Do ethos à ética
- Guaraciaba Tupinambá
Na ambição de estabelecer o controle dos corpos, seres humanos de uma determinada ordem impõem a outros seres humanos, que estejam fora dessa ordem, regras e medidas. O controle dos corpos é um requisito essencial para a regulação da conduta conforme uma dada ordem. A esse processo de imposição pode-se nomear de diferentes modos e formas: civilização; evangelização; aculturação; movimento (ecológico; revolucionário; contracultural; nacional socialista; fascista; comunista etc.); etc.
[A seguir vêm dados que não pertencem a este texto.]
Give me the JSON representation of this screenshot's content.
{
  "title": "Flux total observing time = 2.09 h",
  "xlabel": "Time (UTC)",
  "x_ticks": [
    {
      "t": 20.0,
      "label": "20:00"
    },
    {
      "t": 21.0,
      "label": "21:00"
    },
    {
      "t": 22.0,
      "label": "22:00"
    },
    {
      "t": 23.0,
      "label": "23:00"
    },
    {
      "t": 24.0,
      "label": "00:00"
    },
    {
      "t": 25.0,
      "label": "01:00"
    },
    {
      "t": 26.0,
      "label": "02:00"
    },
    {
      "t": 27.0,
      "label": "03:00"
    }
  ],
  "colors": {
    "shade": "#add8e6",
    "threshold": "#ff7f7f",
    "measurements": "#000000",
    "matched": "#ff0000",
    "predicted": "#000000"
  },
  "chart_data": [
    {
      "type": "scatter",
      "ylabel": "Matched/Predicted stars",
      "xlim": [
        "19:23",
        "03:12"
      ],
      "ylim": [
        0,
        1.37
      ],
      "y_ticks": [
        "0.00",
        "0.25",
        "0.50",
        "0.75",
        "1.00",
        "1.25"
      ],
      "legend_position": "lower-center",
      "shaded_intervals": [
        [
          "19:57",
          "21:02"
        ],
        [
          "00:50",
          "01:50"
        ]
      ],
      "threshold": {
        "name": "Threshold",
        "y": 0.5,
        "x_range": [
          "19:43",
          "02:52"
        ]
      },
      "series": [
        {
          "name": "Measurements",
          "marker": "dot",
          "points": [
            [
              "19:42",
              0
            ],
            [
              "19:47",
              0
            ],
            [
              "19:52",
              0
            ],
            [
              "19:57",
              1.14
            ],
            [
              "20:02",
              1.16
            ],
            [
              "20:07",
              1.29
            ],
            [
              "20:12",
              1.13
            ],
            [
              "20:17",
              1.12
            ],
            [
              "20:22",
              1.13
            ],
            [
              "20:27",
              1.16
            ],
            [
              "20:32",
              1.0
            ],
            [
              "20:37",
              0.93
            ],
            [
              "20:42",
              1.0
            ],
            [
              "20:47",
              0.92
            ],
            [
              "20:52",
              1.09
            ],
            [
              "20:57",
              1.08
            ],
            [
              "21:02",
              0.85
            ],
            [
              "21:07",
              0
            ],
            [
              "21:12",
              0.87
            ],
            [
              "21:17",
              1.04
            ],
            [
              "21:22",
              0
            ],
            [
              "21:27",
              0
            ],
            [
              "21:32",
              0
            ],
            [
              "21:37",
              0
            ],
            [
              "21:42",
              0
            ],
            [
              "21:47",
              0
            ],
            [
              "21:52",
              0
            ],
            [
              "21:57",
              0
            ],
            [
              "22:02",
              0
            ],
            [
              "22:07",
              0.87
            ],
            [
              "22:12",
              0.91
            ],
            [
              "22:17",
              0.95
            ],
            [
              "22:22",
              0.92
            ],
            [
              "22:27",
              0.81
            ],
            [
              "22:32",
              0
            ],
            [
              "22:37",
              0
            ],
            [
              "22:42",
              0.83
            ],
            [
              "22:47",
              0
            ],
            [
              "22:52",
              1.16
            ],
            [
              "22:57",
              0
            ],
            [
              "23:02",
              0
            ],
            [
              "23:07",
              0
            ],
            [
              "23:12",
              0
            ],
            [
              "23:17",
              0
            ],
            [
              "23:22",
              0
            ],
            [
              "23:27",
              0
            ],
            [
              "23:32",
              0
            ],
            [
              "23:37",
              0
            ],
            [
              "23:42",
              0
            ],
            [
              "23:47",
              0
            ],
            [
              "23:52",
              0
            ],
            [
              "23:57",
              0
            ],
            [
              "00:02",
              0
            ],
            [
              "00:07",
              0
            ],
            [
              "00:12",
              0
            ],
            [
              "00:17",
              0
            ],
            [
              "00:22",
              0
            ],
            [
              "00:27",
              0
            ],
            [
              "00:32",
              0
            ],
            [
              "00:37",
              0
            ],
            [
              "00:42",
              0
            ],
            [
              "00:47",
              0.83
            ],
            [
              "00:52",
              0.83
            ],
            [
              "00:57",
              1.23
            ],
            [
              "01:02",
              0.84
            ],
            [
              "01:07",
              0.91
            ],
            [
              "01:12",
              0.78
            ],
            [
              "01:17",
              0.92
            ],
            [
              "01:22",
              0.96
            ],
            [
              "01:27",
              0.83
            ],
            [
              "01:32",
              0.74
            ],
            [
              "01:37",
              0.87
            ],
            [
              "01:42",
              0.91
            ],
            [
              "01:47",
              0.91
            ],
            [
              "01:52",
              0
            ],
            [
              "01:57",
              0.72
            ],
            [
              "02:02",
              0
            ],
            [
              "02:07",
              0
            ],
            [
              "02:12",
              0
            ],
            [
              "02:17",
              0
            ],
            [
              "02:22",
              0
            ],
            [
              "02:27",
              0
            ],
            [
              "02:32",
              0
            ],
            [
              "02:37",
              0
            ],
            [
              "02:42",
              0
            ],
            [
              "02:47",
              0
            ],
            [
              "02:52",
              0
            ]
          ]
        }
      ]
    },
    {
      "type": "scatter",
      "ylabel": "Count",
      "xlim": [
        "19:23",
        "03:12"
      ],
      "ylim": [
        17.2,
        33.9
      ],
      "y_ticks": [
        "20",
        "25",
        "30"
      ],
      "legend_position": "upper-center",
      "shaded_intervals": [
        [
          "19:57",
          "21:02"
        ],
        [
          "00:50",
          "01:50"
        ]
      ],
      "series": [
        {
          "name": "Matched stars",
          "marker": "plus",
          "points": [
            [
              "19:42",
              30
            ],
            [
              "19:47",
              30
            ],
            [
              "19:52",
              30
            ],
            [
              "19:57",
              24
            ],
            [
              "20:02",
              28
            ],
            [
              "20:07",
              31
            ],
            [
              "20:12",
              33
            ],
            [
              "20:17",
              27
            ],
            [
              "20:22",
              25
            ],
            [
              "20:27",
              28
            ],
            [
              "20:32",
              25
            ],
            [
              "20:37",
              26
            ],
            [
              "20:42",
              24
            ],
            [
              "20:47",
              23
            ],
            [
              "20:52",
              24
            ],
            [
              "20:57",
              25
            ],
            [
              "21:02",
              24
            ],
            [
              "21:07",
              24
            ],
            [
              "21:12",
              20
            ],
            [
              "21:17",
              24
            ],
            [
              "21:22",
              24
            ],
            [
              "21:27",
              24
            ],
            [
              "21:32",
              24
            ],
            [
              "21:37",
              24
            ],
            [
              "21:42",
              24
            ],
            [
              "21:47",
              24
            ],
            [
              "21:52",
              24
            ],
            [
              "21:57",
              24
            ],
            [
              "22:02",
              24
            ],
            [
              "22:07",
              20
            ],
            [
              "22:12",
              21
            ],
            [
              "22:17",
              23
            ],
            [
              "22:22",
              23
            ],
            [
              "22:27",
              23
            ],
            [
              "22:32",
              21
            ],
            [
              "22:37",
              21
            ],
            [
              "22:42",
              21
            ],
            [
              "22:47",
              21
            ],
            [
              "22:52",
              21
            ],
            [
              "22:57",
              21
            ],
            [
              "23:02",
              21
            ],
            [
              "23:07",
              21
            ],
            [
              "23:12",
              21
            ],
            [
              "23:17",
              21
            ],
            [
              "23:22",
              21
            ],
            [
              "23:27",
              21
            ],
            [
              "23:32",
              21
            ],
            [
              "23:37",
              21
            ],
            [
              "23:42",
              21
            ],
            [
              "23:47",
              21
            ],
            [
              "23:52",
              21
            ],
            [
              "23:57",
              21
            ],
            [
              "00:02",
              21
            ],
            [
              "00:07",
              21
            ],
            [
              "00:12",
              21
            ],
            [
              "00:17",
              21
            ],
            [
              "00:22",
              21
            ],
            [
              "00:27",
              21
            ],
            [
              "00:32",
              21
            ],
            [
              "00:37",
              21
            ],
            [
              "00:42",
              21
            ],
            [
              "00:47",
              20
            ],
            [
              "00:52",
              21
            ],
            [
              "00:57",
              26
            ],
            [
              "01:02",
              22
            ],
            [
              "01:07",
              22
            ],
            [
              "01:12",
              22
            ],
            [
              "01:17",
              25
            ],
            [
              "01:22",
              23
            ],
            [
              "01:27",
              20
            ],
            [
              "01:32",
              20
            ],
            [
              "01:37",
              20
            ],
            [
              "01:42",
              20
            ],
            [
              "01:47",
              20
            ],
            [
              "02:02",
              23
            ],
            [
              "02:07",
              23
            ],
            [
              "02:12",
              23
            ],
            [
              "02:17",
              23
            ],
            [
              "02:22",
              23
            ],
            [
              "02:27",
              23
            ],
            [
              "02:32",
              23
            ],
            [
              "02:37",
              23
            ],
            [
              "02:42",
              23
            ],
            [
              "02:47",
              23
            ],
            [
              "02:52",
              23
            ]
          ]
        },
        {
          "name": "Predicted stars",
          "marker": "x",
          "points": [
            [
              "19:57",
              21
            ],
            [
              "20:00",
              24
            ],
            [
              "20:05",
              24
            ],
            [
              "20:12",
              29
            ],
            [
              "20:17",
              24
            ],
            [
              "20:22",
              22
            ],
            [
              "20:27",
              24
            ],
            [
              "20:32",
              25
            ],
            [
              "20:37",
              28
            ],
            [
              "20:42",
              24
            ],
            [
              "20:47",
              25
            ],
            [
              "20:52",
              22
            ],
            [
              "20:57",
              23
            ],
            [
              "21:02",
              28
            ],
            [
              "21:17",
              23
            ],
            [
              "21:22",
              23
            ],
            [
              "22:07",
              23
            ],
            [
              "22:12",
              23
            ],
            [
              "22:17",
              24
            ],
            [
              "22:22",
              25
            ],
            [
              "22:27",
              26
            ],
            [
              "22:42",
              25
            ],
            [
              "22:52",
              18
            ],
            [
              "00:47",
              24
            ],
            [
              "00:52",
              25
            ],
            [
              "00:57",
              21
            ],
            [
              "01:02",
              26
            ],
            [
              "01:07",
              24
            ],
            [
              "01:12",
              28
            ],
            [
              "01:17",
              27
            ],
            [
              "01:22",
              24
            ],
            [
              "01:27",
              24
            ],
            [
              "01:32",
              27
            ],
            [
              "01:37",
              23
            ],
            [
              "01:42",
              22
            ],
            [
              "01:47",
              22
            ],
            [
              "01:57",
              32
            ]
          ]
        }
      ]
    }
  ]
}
Quem determina a ordem que quer trazer à ordem o que se encontra fora dela? A resposta é: o ethos. Aqui entendido como o lugar primitivo que por hábito, repetição, acaba por determinar o ser. Ser, portanto, é corresponder a um determinado ethos. A cada instante, momento, presente, emerge uma conduta em conformidade com um determinado ethos.
O momento, a duração, o tempo, não deve ser tomado em sentido cronológico, e sim de permanência de sentido. Sua permanência e repetição é efeito do esquecimento (nano, micro, mínimo) e da satisfação, do contentamento, do sentimento de justo, de adequado, de bem, em face de isso (o acontecimento, o que se dá nesse instante).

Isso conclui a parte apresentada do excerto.